I need to a maximal set of linearly independent columns of a matrix $A$. I've googled a lot and seen various solutions, but none of them seem to work for me. What I've seen so far is
1.- Using Cauchy-Schwarz inequality. But everything in this line simply finds non-parallel vectors, which is not what I need.
2.- Using the QR decomposition. The suggested method is to compute $R$ in $A = QR$, and check the non-zero entries on the diagonal. This seems to work just fine when $m \geq n$, but in my case I have $m < n$, and apparently it doesn't work. For example, if
$$ A = \left[\begin{array}{ccccc} 0 & 0 & 4 & 1 & 1\\ 1 & 2 & 1 & 1 & 1\\ 2 & 4 & 3 & 1 & 2 \end{array} \right] $$
$A$ is of rank 3, but computing $R$ yields
$$ R = \left[\begin{array}{ccccc} -2.23 & -4.47 & -3.13 & -1.34 & -2.23] \\ 0& 0 & -2.18 & -0.04 & -0.44 \\ 0& 0& -3.37 & -1.09 & -0.89& \end{array} \right] $$
I don't see how would I extract 3 l.i columns from this.
Any suggestion for another method? Thanks in advance!
Elementary row operations change the column space but do not alter the linear dependences among the columns. Thus if one column is a certain linear combination of the others before the row operations, then it is that same linear combination of them afterwards.

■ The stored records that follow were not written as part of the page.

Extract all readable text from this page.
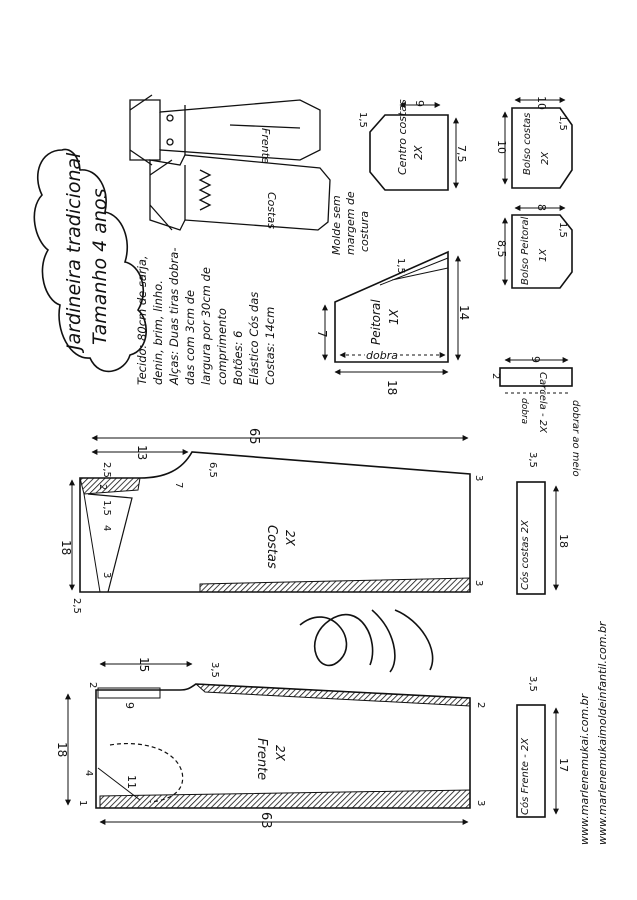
Jardineira tradicional Tamanho 4 anos Tecido: 80cm de sarja, denin, brim, linho. Alças: Duas tiras dobra- das com 3cm de largura por 30cm de comprimento Botões: 6 Elástico Cós das Costas: 14cm
Frente
Costas
Centro costas 2X
9
7,5
1,5	Bolso costas 2X
10
10
1,5
Bolso Peitoral 1X
8
8,5
1,5
Molde sem margem de costura
Peitoral 1X
dobra
18
14
7
1,5
Carcela - 2X
9
2
dobra	dobrar ao meio
Costas 2X
65
13
18
6,5
2,5
1,5
3
3
4
7
2,5
2
3	Cós costas 2X 18
3,5
Frente 2X
15
18
63
3,5
2
9
4
11
2
3
1	Cós Frente - 2X 17
3,5
www.marlenemukai.com.br www.marlenemukaimoldeinfantil.com.br
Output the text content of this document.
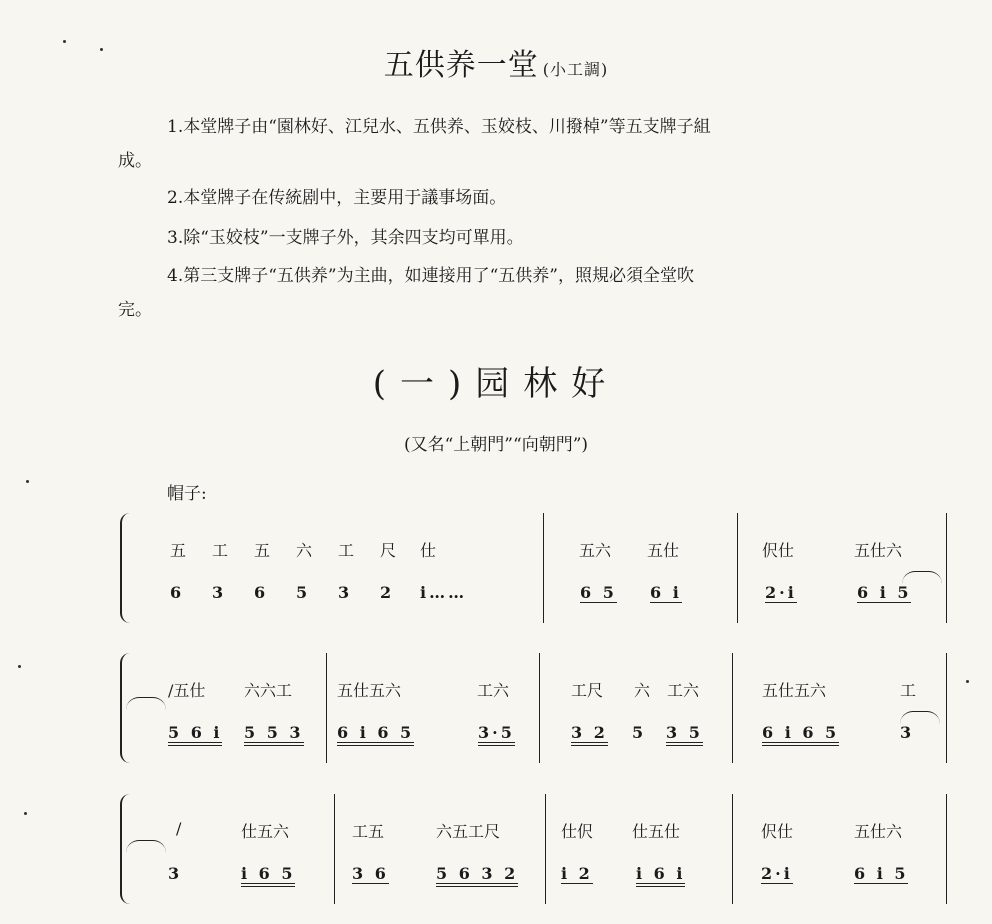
五供养一堂 (小工調)
1.本堂牌子由“園林好、江兒水、五供养、玉姣枝、川撥棹”等五支牌子組
成。
2.本堂牌子在传統剧中，主要用于議事场面。
3.除“玉姣枝”一支牌子外，其余四支均可單用。
4.第三支牌子“五供养”为主曲，如連接用了“五供养”，照規必須全堂吹
完。
(一)园林好
(又名“上朝門”“向朝門”)
帽子:
五 工 五 六 工 尺 仕	五六 五仕	伬仕	五仕六
6 3 6 5 3 2 i……	6 5 6 i	2·i	6 i 5
/五仕 六六工	五仕五六	工六	工尺 六 工六	五仕五六	工
5 6 i 5 5 3 6 i 6 5	3·5	3 2 5 3 5	6 i 6 5	3
/	仕五六	工五	六五工尺	仕伬 仕五仕	伬仕	五仕六
3	i 6 5	3 6	5 6 3 2	i 2	i 6 i	2·i	6 i 5
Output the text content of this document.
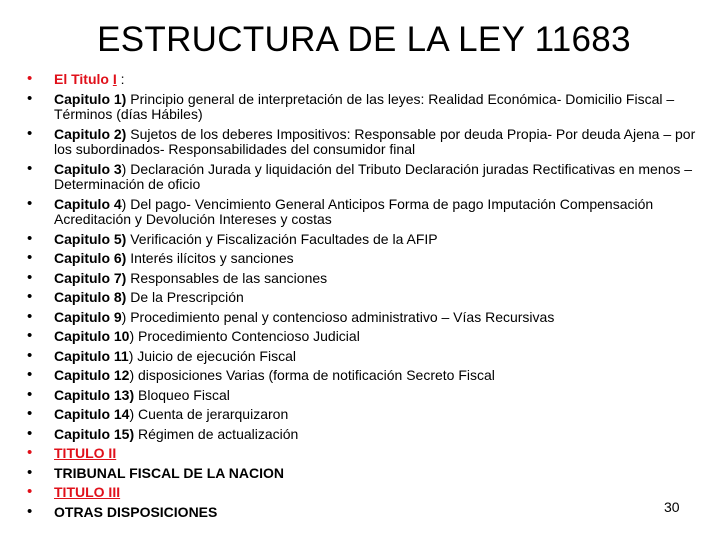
ESTRUCTURA DE LA LEY 11683
• El Titulo I :
• Capitulo 1) Principio general de interpretación de las leyes: Realidad Económica- Domicilio Fiscal – Términos (días Hábiles)
• Capitulo 2) Sujetos de los deberes Impositivos: Responsable por deuda Propia- Por deuda Ajena – por los subordinados- Responsabilidades del consumidor final
• Capitulo 3) Declaración Jurada y liquidación del Tributo Declaración juradas Rectificativas en menos – Determinación de oficio
• Capitulo 4) Del pago- Vencimiento General Anticipos Forma de pago Imputación Compensación Acreditación y Devolución Intereses y costas
• Capitulo 5) Verificación y Fiscalización Facultades de la AFIP
• Capitulo 6) Interés ilícitos y sanciones
• Capitulo 7) Responsables de las sanciones
• Capitulo 8) De la Prescripción
• Capitulo 9) Procedimiento penal y contencioso administrativo – Vías Recursivas
• Capitulo 10) Procedimiento Contencioso Judicial
• Capitulo 11) Juicio de ejecución Fiscal
• Capitulo 12) disposiciones Varias (forma de notificación Secreto Fiscal
• Capitulo 13) Bloqueo Fiscal
• Capitulo 14) Cuenta de jerarquizaron
• Capitulo 15) Régimen de actualización
• TITULO II
• TRIBUNAL FISCAL DE LA NACION
• TITULO III
• OTRAS DISPOSICIONES	30
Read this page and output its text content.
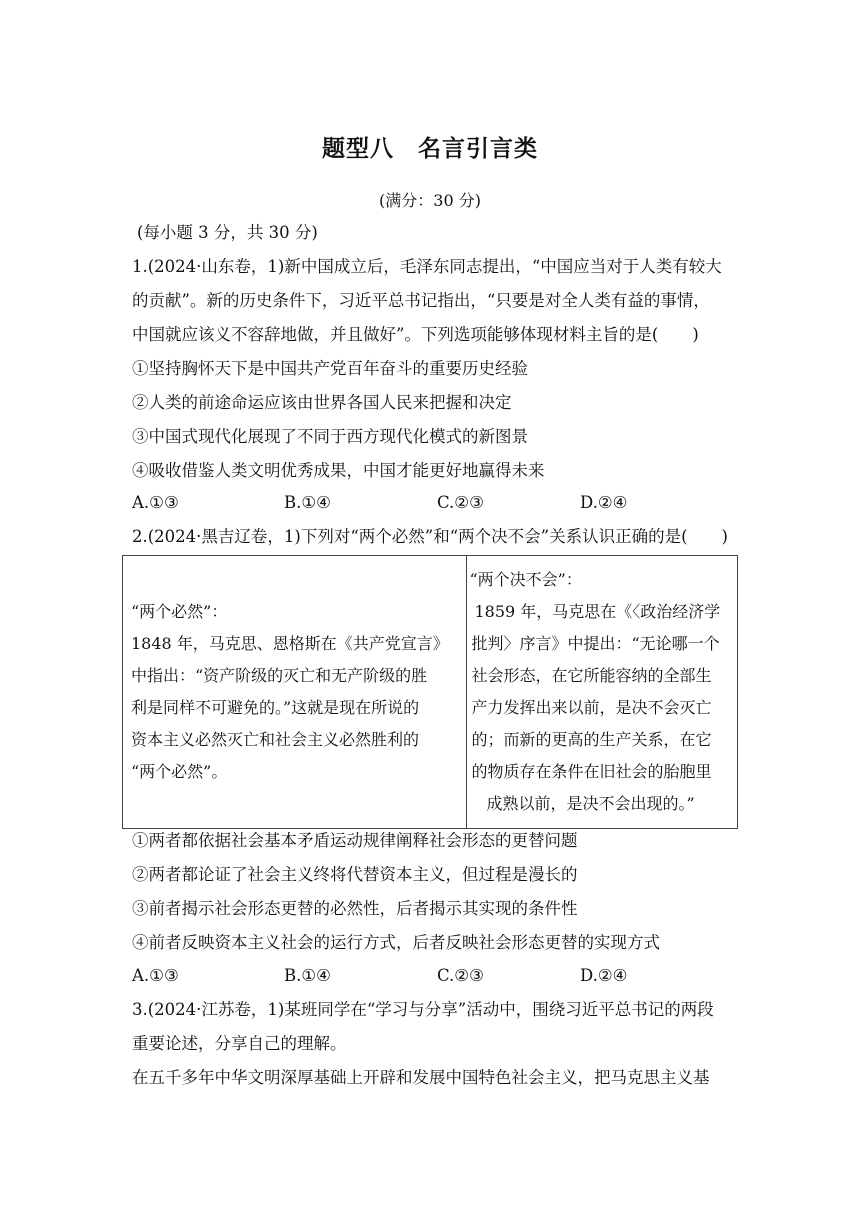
题型八　名言引言类
(满分：30 分)
(每小题 3 分，共 30 分)
1.(2024·山东卷，1)新中国成立后，毛泽东同志提出，“中国应当对于人类有较大
的贡献”。新的历史条件下，习近平总书记指出，“只要是对全人类有益的事情，
中国就应该义不容辞地做，并且做好”。下列选项能够体现材料主旨的是( )
①坚持胸怀天下是中国共产党百年奋斗的重要历史经验
②人类的前途命运应该由世界各国人民来把握和决定
③中国式现代化展现了不同于西方现代化模式的新图景
④吸收借鉴人类文明优秀成果，中国才能更好地赢得未来
A.①③	B.①④	C.②③	D.②④
2.(2024·黑吉辽卷，1)下列对“两个必然”和“两个决不会”关系认识正确的是( )
“两个必然”：
1848 年，马克思、恩格斯在《共产党宣言》
中指出：“资产阶级的灭亡和无产阶级的胜
利是同样不可避免的。”这就是现在所说的
资本主义必然灭亡和社会主义必然胜利的
“两个必然”。

“两个决不会”：
1859 年，马克思在《〈政治经济学
批判〉序言》中提出：“无论哪一个
社会形态，在它所能容纳的全部生
产力发挥出来以前，是决不会灭亡
的；而新的更高的生产关系，在它
的物质存在条件在旧社会的胎胞里
成熟以前，是决不会出现的。”
①两者都依据社会基本矛盾运动规律阐释社会形态的更替问题
②两者都论证了社会主义终将代替资本主义，但过程是漫长的
③前者揭示社会形态更替的必然性，后者揭示其实现的条件性
④前者反映资本主义社会的运行方式，后者反映社会形态更替的实现方式
A.①③	B.①④	C.②③	D.②④
3.(2024·江苏卷，1)某班同学在“学习与分享”活动中，围绕习近平总书记的两段
重要论述，分享自己的理解。
在五千多年中华文明深厚基础上开辟和发展中国特色社会主义，把马克思主义基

When you're done reducing, you have something like this: $$ \left[ \begin{array}{cccccccccc} a & \cdots & \bullet & \cdots & \bullet & \cdots \\ 0 & \cdots \\ \vdots \\ 0 & \cdots & b & \cdots & \bullet & \cdots \\ 0 & \cdots & 0 & \cdots\\ \vdots \\ 0 & \cdots & 0 & \cdots & c & \cdots \\ 0 & \cdots & 0 & \cdots & 0 & \cdots \\ \vdots & & \vdots & & \vdots \end{array} \right] $$ The columns with the pivot elements $a,b,c,\ldots$ are a maximal linearly indepedent set of columns of the reduced matrix, for reasons that you can show as an exercise.